In my case, the coincidence with my ADD made my depression surface: I had always been able to get straight A’s without trying, but moving at the time I hit puberty, combined with more advanced work, left me a mess. I was so used to being smart, and being capable, that as soon as I wasn’t I was at a total loss. To quote Jeff Winger from Community, “The funny thing about being smart is that you can get through most of life without ever having to do any work. So, I’m not really sure how to do that.” And it’s true. I never developed the study habits my peers did because I hadn’t needed to. I hardly ever did my homework, to the chagrin of my parents and teachers, because I didn’t need to. I already knew the material, for me homework was just repetitive.
And then came high school, where your academic attention was split between seven classes, where tests and homework and projects overlapped, and I looked at it and to me it seemed like a monster. School used to be fun, but then it turned into a constant stream of forgotten assignments and disappointment from my parents and teachers. Especially from my father. I will never, never in my life forget the time he turned to me after a parent-teacher conference, where we learned I was failing a quarter of biology, and said “you’re wasting your life.” While to him that was supposed to be saying “you can do better than this,” to me it said “you’re a failure.” Since I had never disappointed him like this before, it truly broke me. My fidgeting got worse as my anxiety about school increased, and then one day it just seemed like the dam broke and my brain was flooded with doubts, anxieties, fear, sadness and disgust for myself all at once. And all I could do was cry, and cry, and cry, and wish it away. I cannot explain to you the utter weakness you feel when it is your own brain filling you with darkness, trying to pull you down deeper.

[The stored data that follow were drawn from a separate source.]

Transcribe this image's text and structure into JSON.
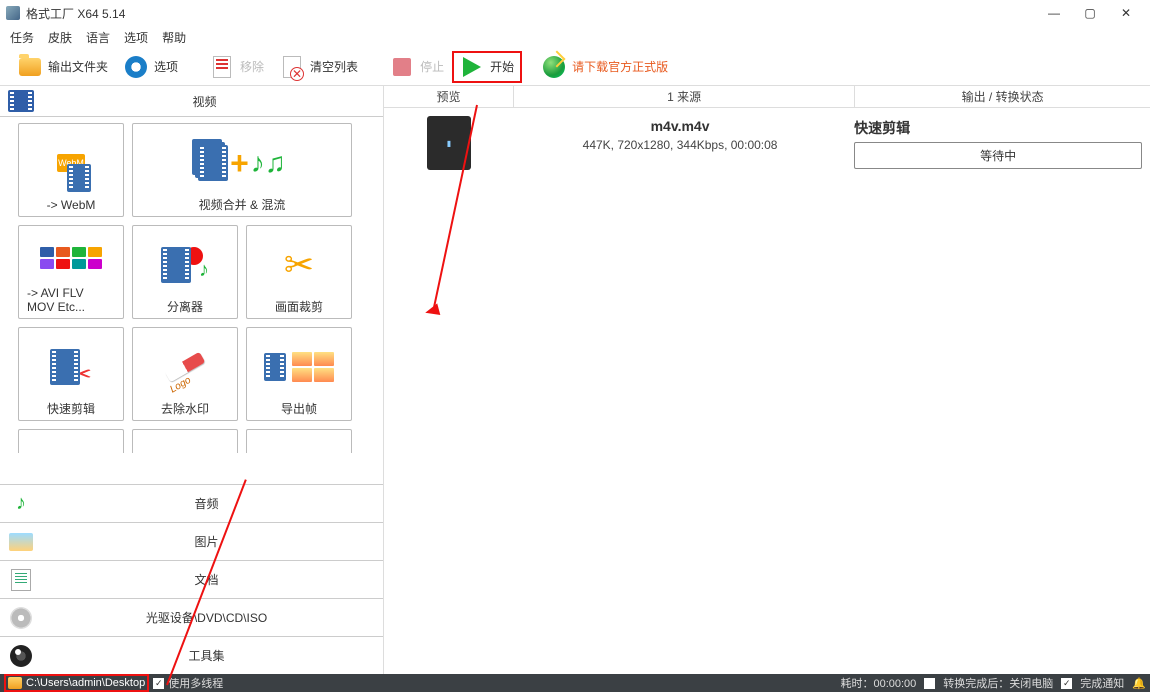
{
  "titlebar": {
    "title": "格式工厂 X64 5.14"
  },
  "menu": {
    "tasks": "任务",
    "skin": "皮肤",
    "language": "语言",
    "options": "选项",
    "help": "帮助"
  },
  "toolbar": {
    "output_folder": "输出文件夹",
    "options": "选项",
    "remove": "移除",
    "clear_list": "清空列表",
    "stop": "停止",
    "start": "开始",
    "download_official": "请下载官方正式版"
  },
  "categories": {
    "video": "视频",
    "audio": "音频",
    "image": "图片",
    "document": "文档",
    "disc": "光驱设备\\DVD\\CD\\ISO",
    "tools": "工具集"
  },
  "tiles": {
    "to_webm": "-> WebM",
    "merge_mux": "视频合并 & 混流",
    "to_avi_etc_line1": "-> AVI FLV",
    "to_avi_etc_line2": "MOV Etc...",
    "separator": "分离器",
    "crop": "画面裁剪",
    "quick_cut": "快速剪辑",
    "remove_watermark": "去除水印",
    "export_frames": "导出帧"
  },
  "columns": {
    "preview": "预览",
    "source": "1 来源",
    "output": "输出 / 转换状态"
  },
  "task": {
    "filename": "m4v.m4v",
    "meta": "447K, 720x1280, 344Kbps, 00:00:08",
    "operation": "快速剪辑",
    "status": "等待中"
  },
  "statusbar": {
    "path": "C:\\Users\\admin\\Desktop",
    "multithread": "使用多线程",
    "elapsed_label": "耗时：",
    "elapsed_value": "00:00:00",
    "after_convert": "转换完成后：关闭电脑",
    "completion_notify": "完成通知"
  }
}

Because of my experience with depression, and the incredible positive impact made by both my mother and a guidance counselor at school, I decided to follow my curiosity and major in psychology. As someone that has looked into the jaws of darkness and almost been swallowed, I feel that I need to do something with my life that helps others. I feel that anyone who has been hurt has a deep connection with those that are hurting, particularly as it relates to mental illness. Every time I even think about going into a non-helping career I feel a sharp jab of guilt in my gut. I simply can’t be out just for myself, because if everyone else was, I would never have recovered. I hope that at some point in my life I’ll be able to help someone the way I was helped. I think that would make me truly happy.